Miné par l'hypertension et la myopie (il sera presque aveugle à partir de 1974), Sartre continue jusqu'à sa mort à soutenir les causes les plus diverses, en particulier celles des femmes, que défend aussi Simone de Beauvoir, et à voyager dans tous les pays où il estime que sa voix peut être entendue. Ensemble, ils voient Castro et Che Guevara à Cuba en 1960, ils visitent la Yougoslavie de Tito, vont, malgré tout, en U.R.S.S. ou en Tchécoslovaquie, en Égypte et en Israël (1967). Sartre s'implique fortement dans les activités gauchistes, après 1968 (on est allé jusqu'à faire de Mai une « révolution sartrienne » – quoi qu'on en pense, l'affirmation témoigne de son audience auprès de la jeunesse du baby-boom). Il couvre de son nom, en assurant leur direction officielle, des publications d'inspiration maoïste ou trotskiste menacées par la censure. Il crée le Secours rouge, organisation de lutte contre le pouvoir pompidolien. Il va de meeting en meeting, soutenant les « illégalités légitimes », bel oxymore résumant dialectiquement son opposition à tous les pouvoirs, à toutes les scléroses. L'ensemble de sa réflexion sur le « mouvement » sera publié dans Situations VIII (1972). Après avoir soutenu, du bout des dents, la candidature de Mitterrand à la présidentielle de 1965, il renonce en 1973 à imaginer qu'un changement significatif quelconque puisse sortir des urnes – on lui doit l'immortel slogan « Élections, piège à cons ». Jusqu'au bout (il est encore, avec Raymond Aron, retrouvé, au-delà des divergences idéologiques, à la tribune lors de la conférence de presse du comité « Un bateau pour le Viêt Nam » en 1979), il s'engage pour toutes les « justes causes » – Pardaillan, encore et toujours.
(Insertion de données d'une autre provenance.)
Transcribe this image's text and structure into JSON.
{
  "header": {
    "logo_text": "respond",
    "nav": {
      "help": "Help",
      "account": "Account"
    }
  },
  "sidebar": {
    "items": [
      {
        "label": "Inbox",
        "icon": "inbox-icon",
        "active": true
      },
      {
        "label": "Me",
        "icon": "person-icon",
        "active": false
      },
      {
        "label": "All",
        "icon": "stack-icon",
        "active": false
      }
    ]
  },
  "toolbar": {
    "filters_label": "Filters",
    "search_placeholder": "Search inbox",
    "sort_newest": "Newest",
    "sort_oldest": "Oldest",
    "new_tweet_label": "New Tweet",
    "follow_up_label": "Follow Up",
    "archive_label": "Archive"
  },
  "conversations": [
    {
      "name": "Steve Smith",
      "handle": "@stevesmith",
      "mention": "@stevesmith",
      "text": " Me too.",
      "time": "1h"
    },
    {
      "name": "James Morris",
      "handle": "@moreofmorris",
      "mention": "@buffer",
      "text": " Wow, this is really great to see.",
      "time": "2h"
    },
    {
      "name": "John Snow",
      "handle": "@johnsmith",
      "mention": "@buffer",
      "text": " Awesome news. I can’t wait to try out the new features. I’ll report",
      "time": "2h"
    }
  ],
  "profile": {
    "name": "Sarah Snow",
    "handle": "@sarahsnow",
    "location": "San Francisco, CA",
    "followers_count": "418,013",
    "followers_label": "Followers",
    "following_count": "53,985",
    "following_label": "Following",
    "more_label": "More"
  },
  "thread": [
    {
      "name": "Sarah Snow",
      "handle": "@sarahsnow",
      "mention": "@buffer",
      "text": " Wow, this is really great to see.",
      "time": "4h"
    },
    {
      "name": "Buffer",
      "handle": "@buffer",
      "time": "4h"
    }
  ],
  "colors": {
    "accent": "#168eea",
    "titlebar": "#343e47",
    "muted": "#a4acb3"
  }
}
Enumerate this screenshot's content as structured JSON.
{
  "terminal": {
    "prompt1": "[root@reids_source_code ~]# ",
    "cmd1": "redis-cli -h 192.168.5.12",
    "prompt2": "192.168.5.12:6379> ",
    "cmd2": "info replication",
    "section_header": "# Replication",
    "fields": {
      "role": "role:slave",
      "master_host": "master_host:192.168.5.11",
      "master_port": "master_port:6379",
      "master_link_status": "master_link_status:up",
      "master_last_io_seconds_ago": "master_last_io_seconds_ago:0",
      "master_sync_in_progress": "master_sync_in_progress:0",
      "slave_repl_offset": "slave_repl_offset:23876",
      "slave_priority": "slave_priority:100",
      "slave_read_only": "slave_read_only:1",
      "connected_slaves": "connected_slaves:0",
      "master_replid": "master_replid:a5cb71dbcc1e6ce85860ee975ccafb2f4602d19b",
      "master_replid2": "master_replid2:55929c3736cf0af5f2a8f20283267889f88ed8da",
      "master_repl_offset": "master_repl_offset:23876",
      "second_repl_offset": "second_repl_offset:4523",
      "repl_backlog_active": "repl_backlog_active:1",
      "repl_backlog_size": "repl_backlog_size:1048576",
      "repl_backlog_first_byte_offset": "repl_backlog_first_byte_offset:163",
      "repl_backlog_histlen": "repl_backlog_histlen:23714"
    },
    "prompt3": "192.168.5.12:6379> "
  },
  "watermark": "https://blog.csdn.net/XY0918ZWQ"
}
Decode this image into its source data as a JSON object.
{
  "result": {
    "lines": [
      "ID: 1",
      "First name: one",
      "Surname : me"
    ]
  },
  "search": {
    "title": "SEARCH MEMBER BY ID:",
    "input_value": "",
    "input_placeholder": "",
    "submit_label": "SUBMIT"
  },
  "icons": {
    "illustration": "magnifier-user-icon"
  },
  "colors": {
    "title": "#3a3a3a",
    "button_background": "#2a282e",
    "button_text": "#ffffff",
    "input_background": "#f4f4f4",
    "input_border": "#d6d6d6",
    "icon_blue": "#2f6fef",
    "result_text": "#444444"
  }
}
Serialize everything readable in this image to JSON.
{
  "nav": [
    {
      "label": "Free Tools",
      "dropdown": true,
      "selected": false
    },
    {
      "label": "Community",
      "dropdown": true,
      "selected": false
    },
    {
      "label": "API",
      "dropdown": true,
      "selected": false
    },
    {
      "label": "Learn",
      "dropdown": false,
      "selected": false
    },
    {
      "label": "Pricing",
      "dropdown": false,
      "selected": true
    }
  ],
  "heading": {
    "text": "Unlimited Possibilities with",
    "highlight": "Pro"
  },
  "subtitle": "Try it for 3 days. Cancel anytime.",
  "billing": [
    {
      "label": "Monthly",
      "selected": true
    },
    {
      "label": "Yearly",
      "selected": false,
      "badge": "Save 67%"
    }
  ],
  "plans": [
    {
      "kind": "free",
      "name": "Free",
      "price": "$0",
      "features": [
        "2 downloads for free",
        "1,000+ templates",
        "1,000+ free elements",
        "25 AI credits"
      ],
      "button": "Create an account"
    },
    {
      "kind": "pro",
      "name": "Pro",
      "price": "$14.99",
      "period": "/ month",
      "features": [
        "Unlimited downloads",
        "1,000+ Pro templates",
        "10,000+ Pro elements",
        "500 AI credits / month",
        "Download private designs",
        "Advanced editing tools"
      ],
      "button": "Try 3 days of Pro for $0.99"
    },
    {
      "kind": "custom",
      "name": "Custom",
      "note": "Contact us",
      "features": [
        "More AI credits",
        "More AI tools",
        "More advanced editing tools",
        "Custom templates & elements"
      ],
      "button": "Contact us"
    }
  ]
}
Sa mort, le 15 avril 1980, est l'occasion d'un immense défilé populaire à Paris – là encore, il sera le seul à pouvoir rivaliser avec Hugo.

Simone de Beauvoir raconte, dans la Cérémonie des adieux (1981), sa dernière vision, bouleversante, de Sartre – elle fait suivre le livre de la transcription de ses Entretiens, et la voix du philosophe semble résonner d'outre-tombe avec une force étonnante.

Sartre laisse une masse impressionnante de textes inachevés, qui témoignent de son extraordinaire boulimie d'écriture : un livre sur l'Italie (la Reine Albemarle et le Dernier Touriste), le tome II de la Critique de la raison dialectique (publié en 1986), Cahiers pour une morale (en 1983), le volume IV de l'Idiot de la famille, les pages esquissées de Pouvoir et Liberté, écrit en collaboration avec Benny Lévy, le plus « intellectuel » des gauchistes issus de mai 1968 (un entretien, en mars 1980, entre Lévy et Sartre, dans le Nouvel Observateur qui, sous le titre de « L'espoir maintenant », faisait le point sur leur travail commun, et néanmoins dialectique, fit rugir une bonne partie de la nouvelle intelligentsia). Les Carnets de la drôle de guerre paraissent en 1983 – suivis des Lettres au Castor, et, encore, le scénario complet du film sur Freud, publié en 1984 …

Au final, on en revient à cette bibliographie sidérante, gigantesque, qui suffit largement à témoigner de ce que fut Sartre, bien mieux que les biographies anecdotiques parues depuis sa mort : homme-bibliothèque, Sartre ne fut pas autre chose que ce qu'il écrivit, l'homme de tous les mots.